Не может быть! — Гулькин был поражен. Правильно говорил академик Тягачев, что нельзя опираться только на документы. мемуары; надо ездить по историческим местам, говорить с потомками героев своих изысканий. — Такого не может быть!
— Очень даже может, — сказал ему бородатый. — Зачем ты оскорбил нашу любимую Кнарик?
— Я не оскорблял! Все мои слова подтверждены документально. И потом, разве это оскорбление — вызвать любовь такого всемирно известного человека?
— Про этого человека мы ничего плохого не говорим, — сказал усатый. — Мы очень даже любим «Три мушкетера».
— И «Графа Монте-Кристо», — добавил младший.
— Но наша Кнарик не ответила на его любовь. Этим гордиться весь наш род уже больше 150 лет! Тебе понятно это?! — строго спросил бородач.
— Но слуга Дюма Мишель говорил соавтору Дюма Огюсту Маке, что у его хозяина был роман с девушкой по имени Кнарик! — чуть ли не выкрикнул Гулькин.
— Этот слуга что, свечку держал? — горячо вскрикнул усатый.
— Успокойся, Рубен, — остановил его старший. — Выбирай слова, когда говоришь о наших родственниках.
— Прости, Ашот, — согласился Рубен.
— Требовательный к себе ученый должен знать, что истина не в словах, которые оставляют после себя многие люди, а в поступках и фактах, — сказал самый младший.
— Ты прав, Гамлет, — сказал Ашот — Только на неопровержимых фактах должен строить свои гипотезы ответственный ученный.

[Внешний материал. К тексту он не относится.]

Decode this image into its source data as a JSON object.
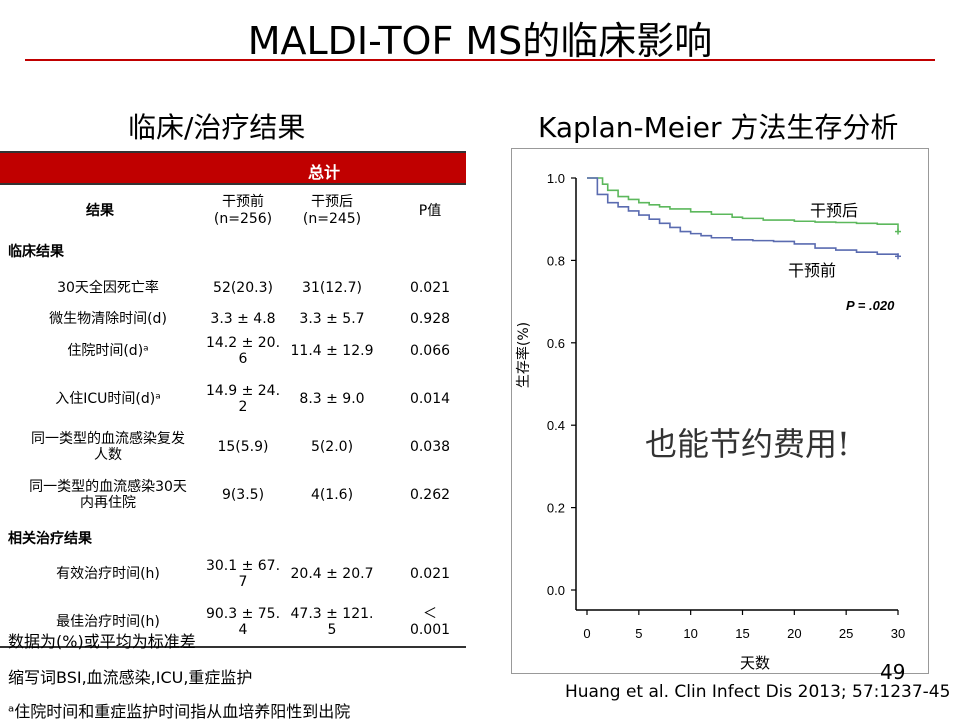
{
  "slide": {
    "title": "MALDI-TOF MS的临床影响",
    "left_subtitle": "临床/治疗结果",
    "right_subtitle": "Kaplan-Meier 方法生存分析",
    "page_number": "49",
    "citation": "Huang et al. Clin Infect Dis 2013; 57:1237-45"
  },
  "table": {
    "group_header": "总计",
    "columns": {
      "outcome": "结果",
      "before": "干预前",
      "before_n": "(n=256)",
      "after": "干预后",
      "after_n": "(n=245)",
      "p": "P值"
    },
    "sections": [
      {
        "title": "临床结果",
        "rows": [
          {
            "label": [
              "30天全因死亡率"
            ],
            "before": [
              "52(20.3)"
            ],
            "after": [
              "31(12.7)"
            ],
            "p": [
              "0.021"
            ]
          },
          {
            "label": [
              "微生物清除时间(d)"
            ],
            "before": [
              "3.3 ± 4.8"
            ],
            "after": [
              "3.3 ± 5.7"
            ],
            "p": [
              "0.928"
            ]
          },
          {
            "label": [
              "住院时间(d)ᵃ"
            ],
            "before": [
              "14.2 ± 20.",
              "6"
            ],
            "after": [
              "11.4 ± 12.9"
            ],
            "p": [
              "0.066"
            ]
          },
          {
            "label": [
              "入住ICU时间(d)ᵃ"
            ],
            "before": [
              "14.9 ± 24.",
              "2"
            ],
            "after": [
              "8.3 ± 9.0"
            ],
            "p": [
              "0.014"
            ]
          },
          {
            "label": [
              "同一类型的血流感染复发",
              "人数"
            ],
            "before": [
              "15(5.9)"
            ],
            "after": [
              "5(2.0)"
            ],
            "p": [
              "0.038"
            ]
          },
          {
            "label": [
              "同一类型的血流感染30天",
              "内再住院"
            ],
            "before": [
              "9(3.5)"
            ],
            "after": [
              "4(1.6)"
            ],
            "p": [
              "0.262"
            ]
          }
        ]
      },
      {
        "title": "相关治疗结果",
        "rows": [
          {
            "label": [
              "有效治疗时间(h)"
            ],
            "before": [
              "30.1 ± 67.",
              "7"
            ],
            "after": [
              "20.4 ± 20.7"
            ],
            "p": [
              "0.021"
            ]
          },
          {
            "label": [
              "最佳治疗时间(h)"
            ],
            "before": [
              "90.3 ± 75.",
              "4"
            ],
            "after": [
              "47.3 ± 121.",
              "5"
            ],
            "p": [
              "＜",
              "0.001"
            ]
          }
        ]
      }
    ]
  },
  "footnotes": [
    "数据为(%)或平均为标准差",
    "缩写词BSI,血流感染,ICU,重症监护",
    "ᵃ住院时间和重症监护时间指从血培养阳性到出院"
  ],
  "chart_data": {
    "type": "line",
    "xlabel": "天数",
    "ylabel": "生存率(%)",
    "xlim": [
      0,
      30
    ],
    "ylim": [
      0,
      1.0
    ],
    "x_ticks": [
      "0",
      "5",
      "10",
      "15",
      "20",
      "25",
      "30"
    ],
    "y_ticks": [
      "0.0",
      "0.2",
      "0.4",
      "0.6",
      "0.8",
      "1.0"
    ],
    "annotation": "P = .020",
    "overlay_text": "也能节约费用!",
    "series": [
      {
        "name": "干预后",
        "color": "#5cb85c",
        "x": [
          0,
          1,
          1.5,
          2,
          3,
          4,
          5,
          6,
          7,
          8,
          10,
          12,
          14,
          15,
          17,
          20,
          22,
          24,
          26,
          28,
          30
        ],
        "y": [
          1.0,
          1.0,
          0.985,
          0.97,
          0.955,
          0.948,
          0.94,
          0.935,
          0.93,
          0.925,
          0.918,
          0.912,
          0.905,
          0.902,
          0.898,
          0.895,
          0.893,
          0.892,
          0.89,
          0.888,
          0.87
        ]
      },
      {
        "name": "干预前",
        "color": "#5a6bb0",
        "x": [
          0,
          0.5,
          1,
          2,
          3,
          4,
          5,
          6,
          7,
          8,
          9,
          10,
          11,
          12,
          14,
          16,
          18,
          20,
          22,
          24,
          26,
          28,
          30
        ],
        "y": [
          1.0,
          1.0,
          0.96,
          0.94,
          0.93,
          0.92,
          0.91,
          0.9,
          0.89,
          0.88,
          0.87,
          0.865,
          0.86,
          0.855,
          0.85,
          0.848,
          0.846,
          0.84,
          0.83,
          0.825,
          0.82,
          0.815,
          0.81
        ]
      }
    ]
  }
}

— Но, помилуйте, господа, дело происходило чуть ли не 200 лет назад, в глухом, забытом богом местечке в горах Закавказья, тогда ведь не было ни кино, ни радио, ни телевидения, ни даже фотографии. О каких фактах может идти речь? Миссия ученого-биографа во многом состоит в том, чтобы как пчелка, собирать малоизвестные крупинки из жизни своего героя и пытаться из этого, зачастую противоречивого материала собрать хотя бы мозаичную картину.
— Ты собрал не картину, а абстракцию, все факты перевернул с ног на голову! — с душой сказал тот, которого звали Гамлет.
— Что, например? — уже забыв об опасности, исходящей от лиц кавказской национальности, с вызовом спросил Гулькин. Было задето его профессиональное самолюбие.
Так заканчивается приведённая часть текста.